By Jarrod Cochran and Jonathan Perelman
For many years, the NCAA has been under pressure to let students athletes be paid by their respective colleges. The colleges make money off of the athletes, why wouldn’t they get paid? There are valid arguments on both sides of the coin, here’s why collegiate athletes should get paid and why they shouldn’t.
Why they should get paid:
The reasoning for why athletes should get paid is pretty simple: the college is making money off of the athletes, therefore, the athletes should be paid. If you go to any NCAA Division I and many Division II schools and took away the student athletes that go there, the school would make zero money off sports.
Sure, the athletes get “paid” in scholarships, but schools make way more money off players than just $30,000 a year. At Michigan, Jim Harbaugh is the most expensive college football coach in the nation. He earns $9 million a year. You know why he makes that much? Because he went out, found the best players and they went to Michigan. In turn, this brings in fans to watch the games, jersey sales, television deals, more students to the school, etc. Without the athletes, not only is Jim Harbaugh worthless, the school makes hundreds of millions of dollars less than it does with athletes – and that’s just one sport.

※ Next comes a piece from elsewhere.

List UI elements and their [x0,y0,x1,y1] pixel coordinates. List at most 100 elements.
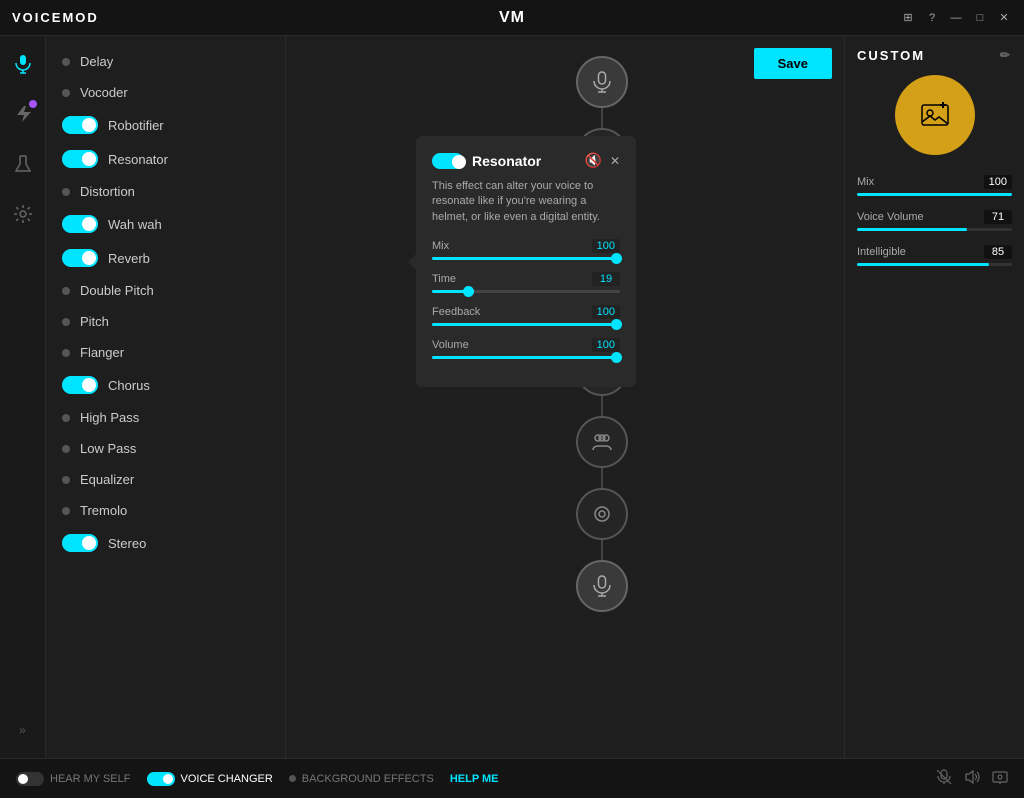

In state tuition for Michigan is $28,000 while out of state is around $60,000. Even if all 100 athletes were out of state, it would come to 100 athletes getting paid $6,000,000 a year to make what Michigan football makes – an article in 2014 claimed it made $82 million. Based on those numbers, is Jim Harbaugh worth that much? Yes. Are the athletes worth that much? They are worth much more.
Not only are they worth much more, but they need more than just tuition paid for. They need food, clothes, gas and other essentials. Tuition doesn’t give them extra spending money.
It doesn’t even need to be that much. They will make more if they get to the next level, but just to give them essentials and a little bit more to prove their actual worth.
These athletes that are making colleges millions of dollars need to make more than just tuition.
If nothing else, letting them get paid would help in bringing back NCAA Football for video games.
Why they shouldn’t get paid:
The debate of whether NCAA student athletes should be paid or not has increased in recent years. We have witnessed the chaos surrounding Johnny “Football” Manziel and that has intensified the reasoning that college athletes should be paid.
I am not supportive of that. It might be cliche to say, but a full scholarship is a reward that should not be taken for granted. Too many athletes put all of their marbles into the hope of playing professional ball that they never take their education seriously and when they finish school or don’t make it in the pro’s life can be daunting for them. The athletes that utilize their free college and pursue a career path outside of playing professionally tend to have no problems with no pay in college.
There’s also a conflict of which sports receive the pay or “allowance.” NCAA D1 football teams usually have around 80 or so scholarships to hand out, so almost every player is receiving a free four years of college, excluding the walk-on players. Graduating debt free these days is just as valuable as anything. The football teams tend to make the most money for the school so it would be hard to equal the value of paying athletes that play a sport that does not receive the national attention deserving of getting paid.
However, I do have a problem with the NCAA using players’ names and fame to profit. If the school or league wants to use, for example, Johnny Manziel to sell autographs and items with his name on it, then he should be allowed to earn a percentage off of that. If the NCAA or school does not want to pay its players it should not be selling or promoting anything with their respective names on it.
College football is a touchy subject because we have seen the effects of what football can do to their health and these players are putting their bodies and brains on the line during every game for no pay. I still stand by not paying players and not taking a full scholarship for granted but maybe college football players should receive some sort of insurance if a serious head injury occurs and they are not able to carry on a different career path.
Overall, I believe that graduating debt free is an honor and athletes should recognize that they are there for an education as well and if they take that seriously it will pay off in the future. But the NCAA and schools should not be profiting off of players’ fame without giving them some sort of percentage of the profits.